Nations such as Austria and Prussia allied against the revolution and were defeated by the Revolutionary Army that spread over Italy and Germany. Under the impact of war, counter-revolutions sprung up, and the Committee of Public Safety (1793) was formed. Through its Reign of Terror (1793-94), the Committee suppressed revolt and counter-revolution. 20,000 heads were struck off by the guillotine. The bicameral legislative government, called the Directory (1795), came into power but fell to a coup d'etat (1799) run by its own general, Napoleon Bonaparte (1769-1821).
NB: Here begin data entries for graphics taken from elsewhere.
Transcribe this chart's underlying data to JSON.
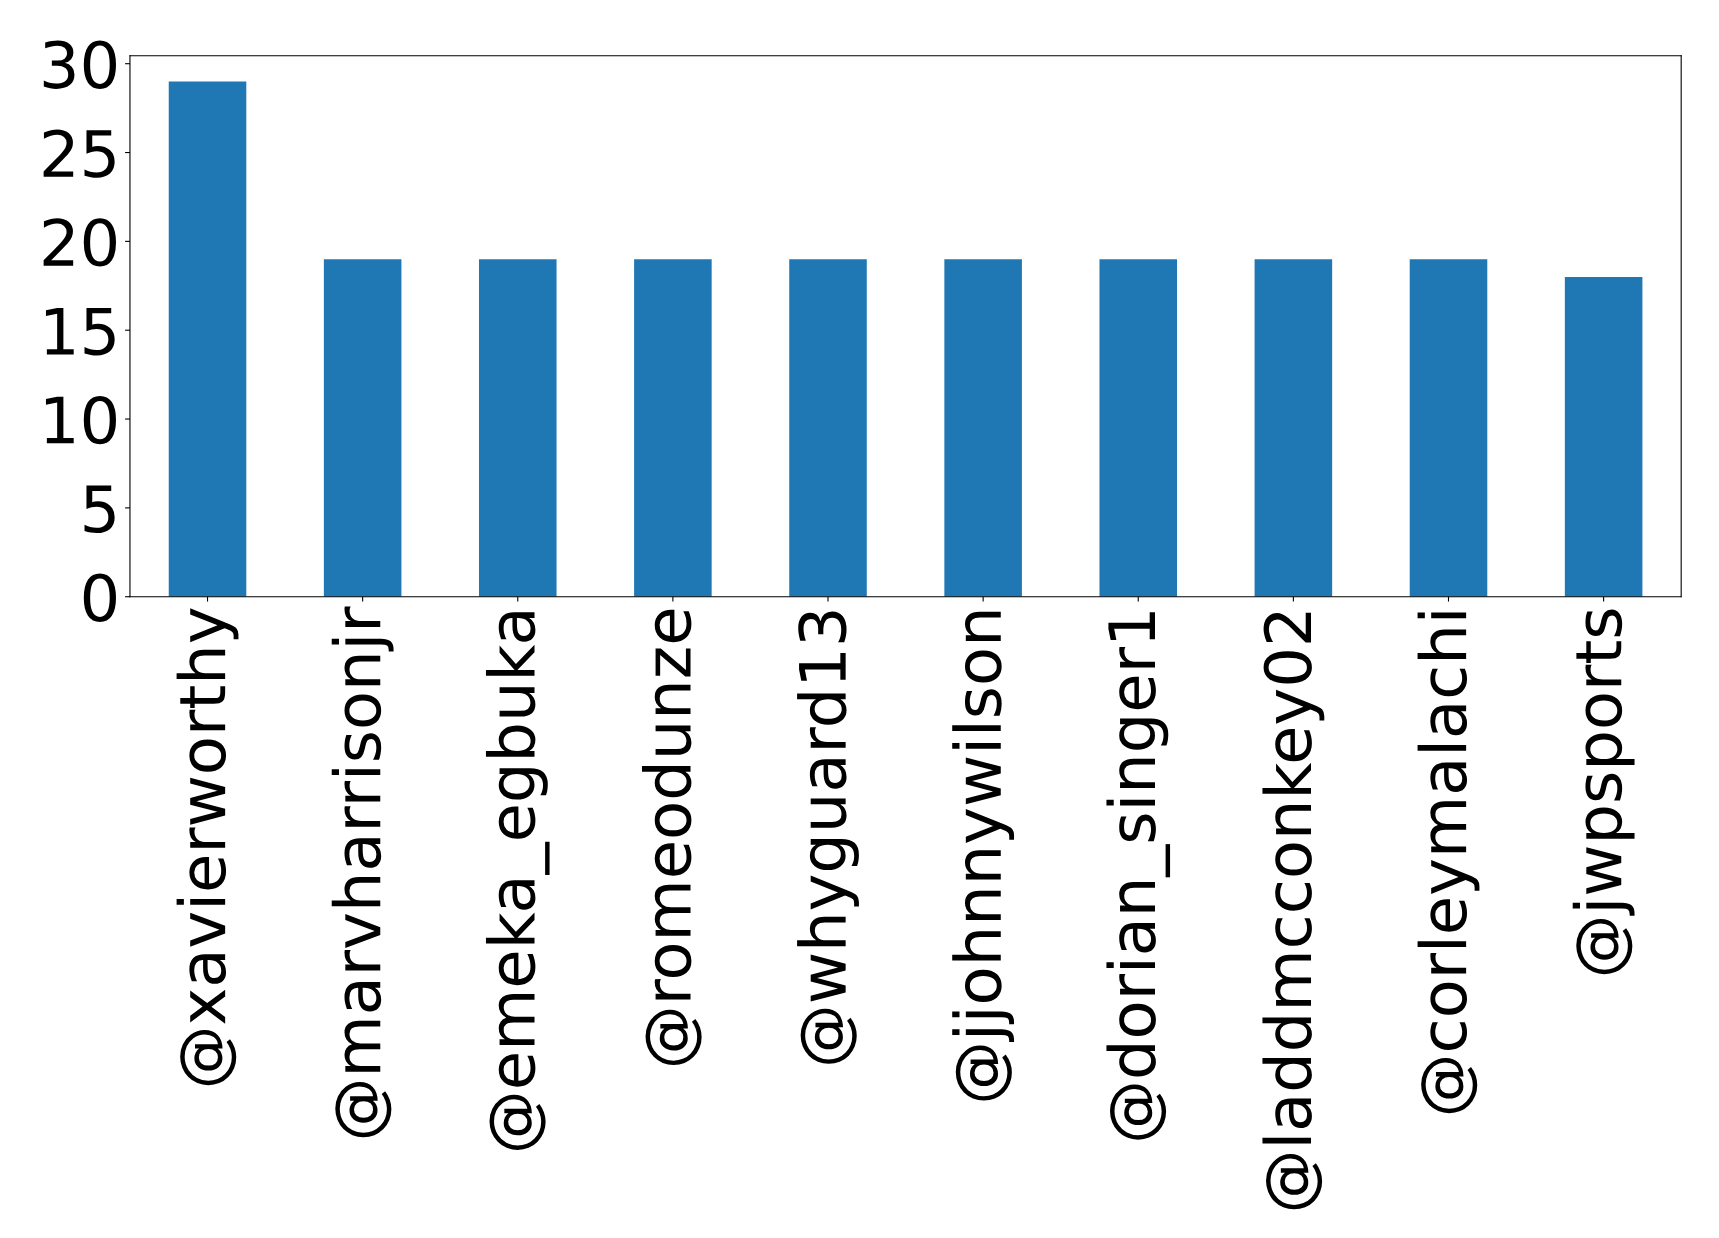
{
  "chart_data": {
    "type": "bar",
    "categories": [
      "@xavierworthy",
      "@marvharrisonjr",
      "@emeka_egbuka",
      "@romeodunze",
      "@whyguard13",
      "@jjohnnywilson",
      "@dorian_singer1",
      "@laddmcconkey02",
      "@corleymalachi",
      "@jwpsports"
    ],
    "values": [
      29,
      19,
      19,
      19,
      19,
      19,
      19,
      19,
      19,
      18
    ],
    "color": "#1f77b4",
    "ylim": [
      0,
      30.45
    ],
    "yticks": [
      0,
      5,
      10,
      15,
      20,
      25,
      30
    ],
    "grid": false,
    "legend": false
  }
}
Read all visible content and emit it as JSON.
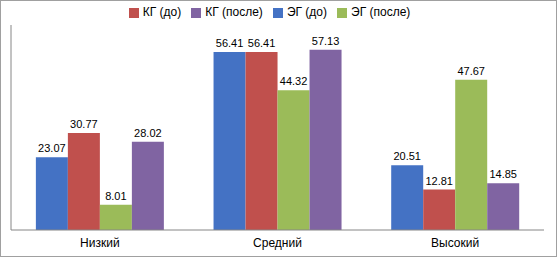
{
  "chart_data": {
    "type": "bar",
    "categories": [
      "Низкий",
      "Средний",
      "Высокий"
    ],
    "series": [
      {
        "name": "ЭГ (до)",
        "color": "#4472c4",
        "values": [
          23.07,
          56.41,
          20.51
        ]
      },
      {
        "name": "КГ (до)",
        "color": "#c0504d",
        "values": [
          30.77,
          56.41,
          12.81
        ]
      },
      {
        "name": "ЭГ (после)",
        "color": "#9bbb59",
        "values": [
          8.01,
          44.32,
          47.67
        ]
      },
      {
        "name": "КГ (после)",
        "color": "#8064a2",
        "values": [
          28.02,
          57.13,
          14.85
        ]
      }
    ],
    "ylim": [
      0,
      65
    ],
    "data_labels": true,
    "legend": "top",
    "tick_labels": "x",
    "grid": false
  }
}
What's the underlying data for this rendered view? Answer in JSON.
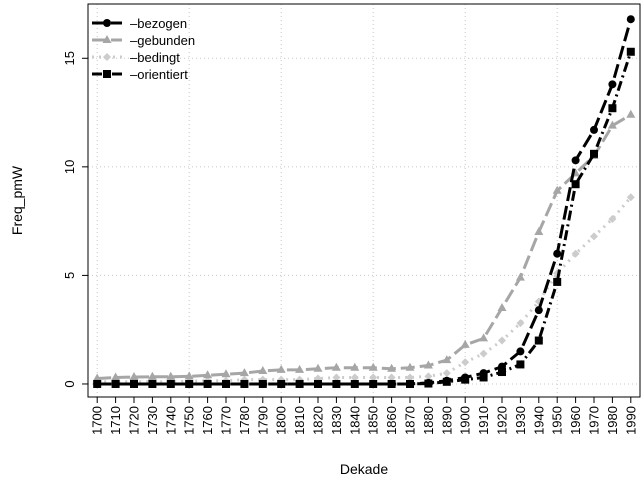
{
  "chart_data": {
    "type": "line",
    "title": "",
    "xlabel": "Dekade",
    "ylabel": "Freq_pmW",
    "x": [
      1700,
      1710,
      1720,
      1730,
      1740,
      1750,
      1760,
      1770,
      1780,
      1790,
      1800,
      1810,
      1820,
      1830,
      1840,
      1850,
      1860,
      1870,
      1880,
      1890,
      1900,
      1910,
      1920,
      1930,
      1940,
      1950,
      1960,
      1970,
      1980,
      1990
    ],
    "x_tick_labels": [
      "1700",
      "1710",
      "1720",
      "1730",
      "1740",
      "1750",
      "1760",
      "1770",
      "1780",
      "1790",
      "1800",
      "1810",
      "1820",
      "1830",
      "1840",
      "1850",
      "1860",
      "1870",
      "1880",
      "1890",
      "1900",
      "1910",
      "1920",
      "1930",
      "1940",
      "1950",
      "1960",
      "1970",
      "1980",
      "1990"
    ],
    "y_ticks": [
      0,
      5,
      10,
      15
    ],
    "y_tick_labels": [
      "0",
      "5",
      "10",
      "15"
    ],
    "ylim": [
      0,
      17
    ],
    "grid": true,
    "legend_position": "top-left",
    "series": [
      {
        "name": "–bezogen",
        "color": "#000000",
        "marker": "circle",
        "dash": "long-dash",
        "values": [
          0,
          0,
          0,
          0,
          0,
          0,
          0,
          0,
          0,
          0,
          0,
          0,
          0,
          0,
          0,
          0,
          0,
          0,
          0.05,
          0.15,
          0.3,
          0.5,
          0.8,
          1.5,
          3.4,
          6.0,
          10.3,
          11.7,
          13.8,
          16.8
        ]
      },
      {
        "name": "–gebunden",
        "color": "#a6a6a6",
        "marker": "triangle",
        "dash": "long-dash",
        "values": [
          0.25,
          0.3,
          0.32,
          0.33,
          0.33,
          0.35,
          0.4,
          0.45,
          0.5,
          0.6,
          0.65,
          0.65,
          0.7,
          0.75,
          0.75,
          0.75,
          0.7,
          0.75,
          0.85,
          1.1,
          1.8,
          2.1,
          3.5,
          4.9,
          7.0,
          8.9,
          9.7,
          10.5,
          11.9,
          12.4
        ]
      },
      {
        "name": "–bedingt",
        "color": "#cccccc",
        "marker": "diamond",
        "dash": "dot",
        "values": [
          0.1,
          0.1,
          0.1,
          0.1,
          0.1,
          0.12,
          0.15,
          0.15,
          0.2,
          0.2,
          0.2,
          0.2,
          0.25,
          0.3,
          0.3,
          0.3,
          0.3,
          0.3,
          0.35,
          0.5,
          1.0,
          1.4,
          2.0,
          2.8,
          3.8,
          5.1,
          6.0,
          6.8,
          7.6,
          8.6
        ]
      },
      {
        "name": "–orientiert",
        "color": "#000000",
        "marker": "square",
        "dash": "dash-dot",
        "values": [
          0,
          0,
          0,
          0,
          0,
          0,
          0,
          0,
          0,
          0,
          0,
          0,
          0,
          0,
          0,
          0,
          0,
          0,
          0.02,
          0.1,
          0.2,
          0.3,
          0.55,
          0.9,
          2.0,
          4.7,
          9.2,
          10.6,
          12.7,
          15.3
        ]
      }
    ]
  }
}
The early Romantic writers at first greatly sympathized with the French Revolution. They were convinced that a revolution for moral change would occur in England. It seemed to them that the new millennium had arrived. William Blake saw it as the creation of a new world and himself as its prophet. Coleridge and Wordsworth responded with peons of joy, declaring, "bliss was it in that dawn to be alive" (Wordsworth The Prelude). Both went to France and even fell in love with French women. They returned chastened by the Reign of Terror. Edmund Burke's Reflections on the French Revolution condemned the Revolution as an attempt to methodize anarchy. Reaction in England soon set in. English freedom became increasingly restricted through such acts as the Proclamation Against Seditious Writing. Parliament suspended habeus corpus, making possible imprisonment without trial, and passed the Treasonable and Seditious Practices Act (1795). Reaction against reform was stiffened by the ensuing Napoleonic Wars.